Greenland Ice Sheet Melted In Recent Past

Courtesy of LLNL

Greenland was once actually green - even if it was close to a million years ago. But its lack of an ice sheet back then may lead to clues about the increased risk of sea-level rise in a warmer future.

A new study provides the first direct evidence that the center, not just the edges, of Greenland's ice sheet melted away in the recent geological past and the now-ice-covered island was then home to a green, tundra landscape.

A team of scientists, including Lawrence Livermore National Laboratory (LLNL) researchers, examined a few inches of sediment from the bottom of a two-mile-deep ice core extracted at the very center of Greenland in 1993 and held for 30 years in a Colorado storage facility. They were amazed to discover soil that contained willow wood, insect parts, fungi and a poppy seed in pristine condition.
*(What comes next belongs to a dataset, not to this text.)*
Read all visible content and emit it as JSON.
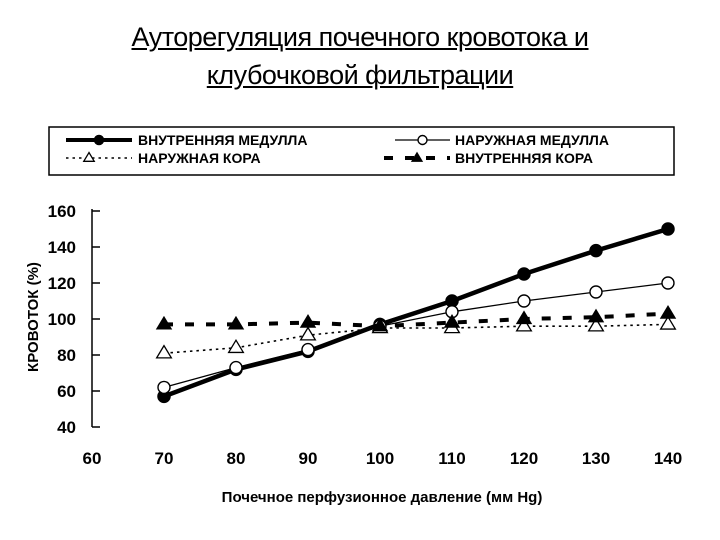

"These fossils are clear evidence of ice-free times in Greenland," said LLNL scientist and co-author Alan Hidy. Hidy and his colleague Greg Balco analyzed isotopes in the samples to determine their age using LLNL's Center of Accelerator Mass Spectrometry.

"The glacial till showed that the Greenland Ice Sheet at the summit is long-lived, stable land surface preserving a record of deposition, exposure and interglacial ecosystems."

The study, published in the Proceedings of the National Academy of Sciences, confirms that Greenland's ice melted, and the island greened during a prior warm period likely within the last million years, suggesting that the giant ice sheet is more fragile than scientists had realized until the last few years.

Sea level today is rising more than an inch each decade. "And it's getting faster and faster," said Paul Bierman, a professor at the University of Vermont who co-led the study. It is likely to be several feet higher by the end of this century, when today's children are grandparents. And if the release of greenhouse gases, from burning fossil fuels, is not radically reduced, he said, the near complete melting of Greenland's ice over the next centuries to a few millennia would lead to some 23 feet of sea level rise.

Greenland fossils
Willow bud scale, arctic poppy seed, fungal bodies and rock spikemoss megaspores found in the ice core GISP2 soil sample viewed under a microscope. (Image: Halley Mastron/University of Vermont)

Core assumptions

In 2016, researchers at Columbia University tested rock from the bottom of the same 1993 ice core (called GISP2) and published a then-controversial study suggesting that the current Greenland ice sheet could be no more than 1.1 million years old; that there were extended ice-free periods during the Pleistocene (the geological period that began 2.7 million years ago); and that if the ice was melted at the GISP2 site, then 90% of the rest of Greenland would be melted also. This was a major step toward overturning the longstanding story that Greenland is an implacable fortress of ice, frozen solid for millions of years.

Then, in 2019, Bierman and an international team, including Lawrence Livermore researchers, reexamined another ice core, this one extracted at Camp Century near the coast of Greenland in the 1960s. They were stunned to discover twigs, seeds and insect parts at the bottom of that core, revealing that the ice there had melted within the last 416,000 years. The walls of the ice fortress had failed much more recently than had been previously imagined possible.

"Once we made the discovery at Camp Century, we thought, 'Hey, what's at the bottom of GISP2?,'" Bierman said.

Though the ice and rock in that core had been studied extensively, "no one's looked at the 3 inches of till to see if it's soil and if it contains plant or insect remains," he said. So he and his colleagues requested a sample from the bottom of the GISP2 core held at the National Science Foundation Ice Core Facility in Lakewood, Colorado.

The study is confirmation that the 2016 "fragile Greenland" hypothesis is right. And it deepens the reasons for concern, showing that the island was warm enough, for long enough, that an entire tundra ecosystem, perhaps with stunted trees, established itself where today ice is two miles deep.

"We now have direct evidence that not only was the ice gone, but that plants and insects were living there," Bierman said. "And that's unassailable. You don't have to rely on calculations or models."

Other collaborators include NASA/Goddard Institute for Space Studies, Lamont Doherty Earth Observatory, University of Washington, Williams College, Purdue University, Geological Survey of Denmark and Greenland and the University of New Hampshire. The work was funded by the National Science Foundation and the Ice Core Facility.